Mirvie has a twofold need for robust audit tracking and logging: their own internal needs and HIPAA’s compliance requirements. So from the beginning of the process until the end, Cloud303 made sure that Mirvie was auditing everything, and keeping logs of everything that was happening on the cloud. To achieve this, Cloud303 implemented AWS Cloudtrail and AWS Config to make sure that all API calls, as well as all configuration changes, were recorded. All of those logs recorded in the individual services, along with application logs, are sent to CloudWatch Logs and then to S3 for long-term storage. They remain in standard storage for 30 days in case they need to be queried by Athena, and then they are moved to long-term storage in Glacier, where they remain for 6 years, in accordance with HIPAA regulations. The buckets also have S3 Server Access Logs enabled so any attempts to view log data are recorded.

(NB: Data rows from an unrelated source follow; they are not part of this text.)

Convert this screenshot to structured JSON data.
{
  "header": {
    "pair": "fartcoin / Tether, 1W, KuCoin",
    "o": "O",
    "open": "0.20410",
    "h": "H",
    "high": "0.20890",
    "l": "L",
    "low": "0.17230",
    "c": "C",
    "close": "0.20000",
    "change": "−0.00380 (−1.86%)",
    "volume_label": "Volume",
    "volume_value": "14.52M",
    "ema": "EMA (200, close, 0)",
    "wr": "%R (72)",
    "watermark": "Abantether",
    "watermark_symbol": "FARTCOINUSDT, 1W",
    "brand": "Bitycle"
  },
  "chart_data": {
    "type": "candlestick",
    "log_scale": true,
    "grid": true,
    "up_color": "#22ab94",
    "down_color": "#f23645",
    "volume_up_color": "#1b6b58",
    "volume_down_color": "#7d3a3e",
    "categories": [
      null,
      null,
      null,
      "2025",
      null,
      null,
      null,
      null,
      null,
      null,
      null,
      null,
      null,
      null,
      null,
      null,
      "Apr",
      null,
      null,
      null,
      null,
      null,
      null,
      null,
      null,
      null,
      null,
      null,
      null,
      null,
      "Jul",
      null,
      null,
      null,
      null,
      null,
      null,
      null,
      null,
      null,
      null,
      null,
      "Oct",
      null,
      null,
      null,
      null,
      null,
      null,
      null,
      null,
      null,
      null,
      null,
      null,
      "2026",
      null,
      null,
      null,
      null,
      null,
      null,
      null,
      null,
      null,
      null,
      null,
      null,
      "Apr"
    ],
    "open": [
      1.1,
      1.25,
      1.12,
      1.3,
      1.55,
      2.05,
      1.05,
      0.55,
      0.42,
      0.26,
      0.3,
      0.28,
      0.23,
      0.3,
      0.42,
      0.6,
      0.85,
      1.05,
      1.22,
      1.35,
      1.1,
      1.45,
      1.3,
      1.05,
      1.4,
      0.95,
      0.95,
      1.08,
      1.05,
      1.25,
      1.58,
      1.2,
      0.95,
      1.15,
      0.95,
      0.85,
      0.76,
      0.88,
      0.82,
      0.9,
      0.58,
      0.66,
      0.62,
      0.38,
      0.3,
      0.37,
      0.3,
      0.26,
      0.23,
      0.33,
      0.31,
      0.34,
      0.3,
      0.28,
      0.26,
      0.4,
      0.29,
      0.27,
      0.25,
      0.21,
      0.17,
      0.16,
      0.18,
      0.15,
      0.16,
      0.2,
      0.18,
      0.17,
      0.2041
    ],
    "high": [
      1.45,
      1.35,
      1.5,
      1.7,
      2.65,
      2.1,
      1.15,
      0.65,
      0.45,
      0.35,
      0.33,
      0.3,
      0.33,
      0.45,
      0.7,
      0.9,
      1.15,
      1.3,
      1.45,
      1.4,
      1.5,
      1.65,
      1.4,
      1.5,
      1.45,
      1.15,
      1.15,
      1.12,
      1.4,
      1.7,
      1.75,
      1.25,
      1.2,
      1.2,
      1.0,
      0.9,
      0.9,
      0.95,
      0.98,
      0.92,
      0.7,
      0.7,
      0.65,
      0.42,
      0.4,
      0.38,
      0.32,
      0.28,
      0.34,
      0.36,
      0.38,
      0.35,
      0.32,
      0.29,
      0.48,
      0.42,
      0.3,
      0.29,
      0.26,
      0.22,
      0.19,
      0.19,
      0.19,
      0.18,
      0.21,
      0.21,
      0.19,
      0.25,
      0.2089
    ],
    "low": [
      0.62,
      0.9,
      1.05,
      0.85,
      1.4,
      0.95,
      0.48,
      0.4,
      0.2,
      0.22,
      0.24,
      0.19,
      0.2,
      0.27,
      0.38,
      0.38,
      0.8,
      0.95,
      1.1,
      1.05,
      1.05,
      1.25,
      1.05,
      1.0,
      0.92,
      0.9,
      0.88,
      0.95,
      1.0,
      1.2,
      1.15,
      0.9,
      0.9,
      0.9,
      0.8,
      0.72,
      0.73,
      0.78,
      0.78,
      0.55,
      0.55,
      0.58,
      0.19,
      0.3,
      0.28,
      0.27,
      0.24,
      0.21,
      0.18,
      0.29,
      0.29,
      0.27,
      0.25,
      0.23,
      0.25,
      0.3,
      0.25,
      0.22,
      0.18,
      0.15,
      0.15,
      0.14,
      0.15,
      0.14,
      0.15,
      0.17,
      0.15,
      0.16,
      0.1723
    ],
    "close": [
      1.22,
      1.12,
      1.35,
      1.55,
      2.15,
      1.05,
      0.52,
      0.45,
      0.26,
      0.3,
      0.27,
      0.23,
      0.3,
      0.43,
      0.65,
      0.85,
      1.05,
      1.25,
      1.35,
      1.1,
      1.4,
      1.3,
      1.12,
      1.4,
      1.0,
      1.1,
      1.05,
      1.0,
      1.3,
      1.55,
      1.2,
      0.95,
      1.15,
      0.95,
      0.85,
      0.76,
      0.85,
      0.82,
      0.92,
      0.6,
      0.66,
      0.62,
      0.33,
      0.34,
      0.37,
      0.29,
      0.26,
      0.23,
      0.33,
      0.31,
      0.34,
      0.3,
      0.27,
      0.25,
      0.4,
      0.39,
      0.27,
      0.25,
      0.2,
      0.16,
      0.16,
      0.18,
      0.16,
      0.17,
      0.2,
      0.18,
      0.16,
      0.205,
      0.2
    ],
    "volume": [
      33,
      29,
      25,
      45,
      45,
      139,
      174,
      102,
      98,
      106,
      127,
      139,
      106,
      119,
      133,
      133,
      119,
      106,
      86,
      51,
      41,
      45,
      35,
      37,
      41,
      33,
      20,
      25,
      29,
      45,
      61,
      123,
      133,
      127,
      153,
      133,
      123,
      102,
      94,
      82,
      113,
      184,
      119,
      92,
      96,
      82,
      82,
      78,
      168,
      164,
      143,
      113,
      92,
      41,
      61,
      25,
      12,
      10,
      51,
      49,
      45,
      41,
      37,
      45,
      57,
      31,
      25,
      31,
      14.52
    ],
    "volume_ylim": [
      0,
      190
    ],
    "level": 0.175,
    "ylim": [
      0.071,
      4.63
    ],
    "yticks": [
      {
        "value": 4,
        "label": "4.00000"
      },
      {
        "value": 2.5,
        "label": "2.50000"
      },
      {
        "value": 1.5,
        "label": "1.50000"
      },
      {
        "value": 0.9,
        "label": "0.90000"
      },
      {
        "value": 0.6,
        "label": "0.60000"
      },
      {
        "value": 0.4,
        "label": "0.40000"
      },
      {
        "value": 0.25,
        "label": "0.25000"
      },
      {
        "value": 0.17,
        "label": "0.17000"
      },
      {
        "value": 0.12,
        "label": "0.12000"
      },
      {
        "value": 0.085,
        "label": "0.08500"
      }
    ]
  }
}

CloudWatch Alarms were also utilized to create budget alarms so Mirvie could be confident in their budget without having to constantly proactively check their bill as the month goes on.
CodePipeline was deployed to automate the development process, sending built containers of the runtime environment to Elastic Container Registry (ECR) and the necessary NextFlow job files to S3.
One important aspect of this build was strict version control so jobs could be closely tracked. Commit IDs from the source repository were used to tag builds and NextFlow code so every file was associated with a unique identifier that could be monitored. CodePipeline is also part of this effort - updating parameters in SSM Parameter Store to help keep track of the current build.